Backing a UN resolution against Israeli settlements was the right thing to do despite "bluster" from Israeli Prime Minister Benjamin Netanyahu, Labour leader Andrew Little says.
"The international community has clearly expressed a view that Israel needs to take seriously the two state solution. Which its rhetoric says that it believes in, but its actions suggest something else," Little said of the ongoing controversy surrounding the resolution.
"I think once you get past the bluster of Benjamin Netanyahu and focus on what the real issues are, and the international law issues are, then it's a no-brainer. And it's in everybody's interests for pressure to go, not just Israel but on the Palestinian Authority, to achieve a lasting settlement."
New Zealand sponsored a United Nations resolution that passed on December 24 and condemned Israeli settlements in Palestinian territory occupied since 1967 as a "flagrant violation under international law and a major obstacle to the achievement of the two-state solution and a just, lasting and comprehensive peace".
With the United States abstaining, the vote was passed 14-0.
The resolution infuriated Israel. Ambassador Itzhak Gerberg has been recalled from Wellington to Israel and New Zealand Turkey-based ambassador Jonathan Curr has been denied access to Israel.
The backlash saw a One Nation senator in Australia suggest immigration controls on New Zealanders should be tightened, and Foreign Minister Murray McCully's East Coast Bays electorate office was spray painted with the words "traitor" and "Jew hater".
Speaking today before he flew out to Europe for an official visit, Prime Minister Bill English said the issues surrounding the resolution were highly politicised in Israel.

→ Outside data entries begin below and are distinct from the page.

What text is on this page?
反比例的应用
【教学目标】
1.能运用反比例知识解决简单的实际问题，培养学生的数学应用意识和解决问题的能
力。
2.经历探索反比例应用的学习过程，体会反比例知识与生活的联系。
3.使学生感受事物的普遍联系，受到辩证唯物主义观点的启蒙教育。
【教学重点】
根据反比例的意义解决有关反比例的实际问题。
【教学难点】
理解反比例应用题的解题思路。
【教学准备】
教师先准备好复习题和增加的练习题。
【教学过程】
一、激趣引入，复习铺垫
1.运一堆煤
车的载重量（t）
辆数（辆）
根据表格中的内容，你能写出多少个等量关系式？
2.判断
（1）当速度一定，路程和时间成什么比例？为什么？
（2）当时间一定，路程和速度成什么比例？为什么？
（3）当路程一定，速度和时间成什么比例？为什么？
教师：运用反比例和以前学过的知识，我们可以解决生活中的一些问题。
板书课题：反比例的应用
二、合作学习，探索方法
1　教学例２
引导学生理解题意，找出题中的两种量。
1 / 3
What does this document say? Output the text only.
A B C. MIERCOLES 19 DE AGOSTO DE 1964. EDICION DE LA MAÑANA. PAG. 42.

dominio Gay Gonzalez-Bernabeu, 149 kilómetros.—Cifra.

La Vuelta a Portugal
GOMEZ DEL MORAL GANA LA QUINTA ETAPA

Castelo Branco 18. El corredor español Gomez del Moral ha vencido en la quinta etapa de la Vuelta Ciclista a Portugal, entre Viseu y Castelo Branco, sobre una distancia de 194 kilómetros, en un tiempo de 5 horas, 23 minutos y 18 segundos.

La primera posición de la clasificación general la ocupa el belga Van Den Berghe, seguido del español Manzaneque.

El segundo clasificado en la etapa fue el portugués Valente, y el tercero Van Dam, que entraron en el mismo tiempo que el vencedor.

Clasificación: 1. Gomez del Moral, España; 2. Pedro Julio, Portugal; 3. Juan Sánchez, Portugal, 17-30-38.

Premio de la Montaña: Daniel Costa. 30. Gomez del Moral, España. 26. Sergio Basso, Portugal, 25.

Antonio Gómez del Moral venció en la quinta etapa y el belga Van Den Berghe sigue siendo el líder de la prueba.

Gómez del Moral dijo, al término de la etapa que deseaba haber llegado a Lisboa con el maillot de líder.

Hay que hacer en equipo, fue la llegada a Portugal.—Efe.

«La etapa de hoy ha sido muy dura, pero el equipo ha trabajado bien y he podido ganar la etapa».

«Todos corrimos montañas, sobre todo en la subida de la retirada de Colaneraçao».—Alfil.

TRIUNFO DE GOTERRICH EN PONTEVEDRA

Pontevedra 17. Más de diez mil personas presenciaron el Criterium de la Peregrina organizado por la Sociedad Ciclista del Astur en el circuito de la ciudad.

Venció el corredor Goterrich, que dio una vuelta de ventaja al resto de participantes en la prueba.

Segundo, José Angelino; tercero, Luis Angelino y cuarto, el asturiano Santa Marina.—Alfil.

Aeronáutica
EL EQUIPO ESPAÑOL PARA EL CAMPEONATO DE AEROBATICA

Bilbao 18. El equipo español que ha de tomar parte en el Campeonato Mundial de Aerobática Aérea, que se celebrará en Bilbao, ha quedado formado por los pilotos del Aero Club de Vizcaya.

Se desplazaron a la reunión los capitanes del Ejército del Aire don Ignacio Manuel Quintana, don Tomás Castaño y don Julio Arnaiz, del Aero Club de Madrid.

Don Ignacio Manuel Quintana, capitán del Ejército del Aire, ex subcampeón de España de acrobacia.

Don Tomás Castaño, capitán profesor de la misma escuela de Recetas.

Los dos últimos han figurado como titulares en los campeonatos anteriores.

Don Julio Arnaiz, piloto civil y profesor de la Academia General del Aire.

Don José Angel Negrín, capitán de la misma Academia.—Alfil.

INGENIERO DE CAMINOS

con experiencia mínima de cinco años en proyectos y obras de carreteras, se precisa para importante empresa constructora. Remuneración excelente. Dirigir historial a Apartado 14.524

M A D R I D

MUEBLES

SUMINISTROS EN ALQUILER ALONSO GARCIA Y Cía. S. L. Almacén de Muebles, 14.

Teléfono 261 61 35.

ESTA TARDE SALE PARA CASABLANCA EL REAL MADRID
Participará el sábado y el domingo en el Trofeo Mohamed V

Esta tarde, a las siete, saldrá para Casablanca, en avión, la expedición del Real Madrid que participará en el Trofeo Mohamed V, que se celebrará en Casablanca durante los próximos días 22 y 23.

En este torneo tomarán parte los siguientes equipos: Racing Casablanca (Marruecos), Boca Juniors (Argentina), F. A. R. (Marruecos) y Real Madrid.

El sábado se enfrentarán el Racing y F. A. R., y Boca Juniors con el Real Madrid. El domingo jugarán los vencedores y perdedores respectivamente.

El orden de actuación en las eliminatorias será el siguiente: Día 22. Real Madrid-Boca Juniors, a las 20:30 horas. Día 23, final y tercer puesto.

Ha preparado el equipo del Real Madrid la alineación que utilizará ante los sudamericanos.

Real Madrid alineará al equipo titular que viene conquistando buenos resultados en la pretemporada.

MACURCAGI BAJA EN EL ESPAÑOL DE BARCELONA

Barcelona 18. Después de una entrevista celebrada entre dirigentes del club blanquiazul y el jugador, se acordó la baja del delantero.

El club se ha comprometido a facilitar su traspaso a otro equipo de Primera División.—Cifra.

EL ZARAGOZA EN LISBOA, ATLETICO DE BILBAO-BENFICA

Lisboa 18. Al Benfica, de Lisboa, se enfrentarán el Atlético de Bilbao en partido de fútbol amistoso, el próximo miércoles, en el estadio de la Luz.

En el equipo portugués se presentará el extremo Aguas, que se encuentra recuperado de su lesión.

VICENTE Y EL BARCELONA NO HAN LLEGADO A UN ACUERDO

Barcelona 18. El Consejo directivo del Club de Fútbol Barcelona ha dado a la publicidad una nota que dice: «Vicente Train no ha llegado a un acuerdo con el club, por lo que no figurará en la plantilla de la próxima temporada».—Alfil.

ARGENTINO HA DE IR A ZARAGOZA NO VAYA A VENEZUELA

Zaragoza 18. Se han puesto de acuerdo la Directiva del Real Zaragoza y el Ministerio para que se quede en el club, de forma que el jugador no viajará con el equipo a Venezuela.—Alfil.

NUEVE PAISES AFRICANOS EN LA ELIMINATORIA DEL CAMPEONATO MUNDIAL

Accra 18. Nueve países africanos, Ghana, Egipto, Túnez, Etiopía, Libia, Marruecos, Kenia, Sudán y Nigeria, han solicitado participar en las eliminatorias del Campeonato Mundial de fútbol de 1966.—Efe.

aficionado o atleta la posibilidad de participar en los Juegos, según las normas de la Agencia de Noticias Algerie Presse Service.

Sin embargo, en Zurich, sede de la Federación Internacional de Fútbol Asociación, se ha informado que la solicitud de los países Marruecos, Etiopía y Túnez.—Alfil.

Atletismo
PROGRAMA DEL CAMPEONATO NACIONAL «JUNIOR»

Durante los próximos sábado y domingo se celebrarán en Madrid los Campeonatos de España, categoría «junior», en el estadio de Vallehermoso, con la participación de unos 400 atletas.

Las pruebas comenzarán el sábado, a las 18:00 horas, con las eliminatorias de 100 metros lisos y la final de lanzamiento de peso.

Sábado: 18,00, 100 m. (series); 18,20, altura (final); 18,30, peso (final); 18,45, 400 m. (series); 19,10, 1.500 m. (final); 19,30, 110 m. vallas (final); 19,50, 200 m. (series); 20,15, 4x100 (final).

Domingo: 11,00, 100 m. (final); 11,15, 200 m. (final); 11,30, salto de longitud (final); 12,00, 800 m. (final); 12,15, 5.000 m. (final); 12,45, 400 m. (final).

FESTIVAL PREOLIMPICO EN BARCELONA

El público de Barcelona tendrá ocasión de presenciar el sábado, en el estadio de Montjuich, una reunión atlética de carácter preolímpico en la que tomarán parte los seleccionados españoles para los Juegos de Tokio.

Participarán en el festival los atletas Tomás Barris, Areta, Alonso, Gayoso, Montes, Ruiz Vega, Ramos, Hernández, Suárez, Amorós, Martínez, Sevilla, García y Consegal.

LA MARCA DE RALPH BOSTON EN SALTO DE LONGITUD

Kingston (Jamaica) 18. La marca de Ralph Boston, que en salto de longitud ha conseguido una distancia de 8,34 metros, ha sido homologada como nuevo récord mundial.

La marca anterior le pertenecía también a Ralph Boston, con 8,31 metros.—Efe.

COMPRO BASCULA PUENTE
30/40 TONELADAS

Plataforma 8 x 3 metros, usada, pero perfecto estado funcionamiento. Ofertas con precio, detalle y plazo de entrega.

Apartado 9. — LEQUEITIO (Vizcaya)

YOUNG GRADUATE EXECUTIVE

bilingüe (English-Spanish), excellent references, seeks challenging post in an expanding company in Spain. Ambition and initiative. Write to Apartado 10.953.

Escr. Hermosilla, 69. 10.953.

"But the position of the New Zealand Government should have been well understood ... we have got a realistic understanding of the pressures in the Middle East. That's why in our time on the Security Council we wanted to see some advancement on the Middle East peace process. And the resolution in that sense is pretty balanced.
"New Zealand has been a long time friend of Israel, we have a range of connections, trade, increasingly technology and innovation. And it would be a shame if us expressing a view that might not line up exactly with the Israeli Government was seen as somehow being unfriendly or changing that relationship."
Little said despite the controversy surrounding the issue of settlements, it was necessary to "stand back and say, 'what is right?'"
"The State of Israel has internationally-recognised borders, it is settling its own people outside of those borders and encroaching on territory that ought to be the subject of a settled peace between Israel and the Palestinian Authority.
"In the end there are bigger issues in the Middle East and bigger threats to Israel than just the Palestinian Authority. If that issue is settled then it makes it easier to deal with the other threats to Israel, and the international community wants Israel to be strong and secure and at peace."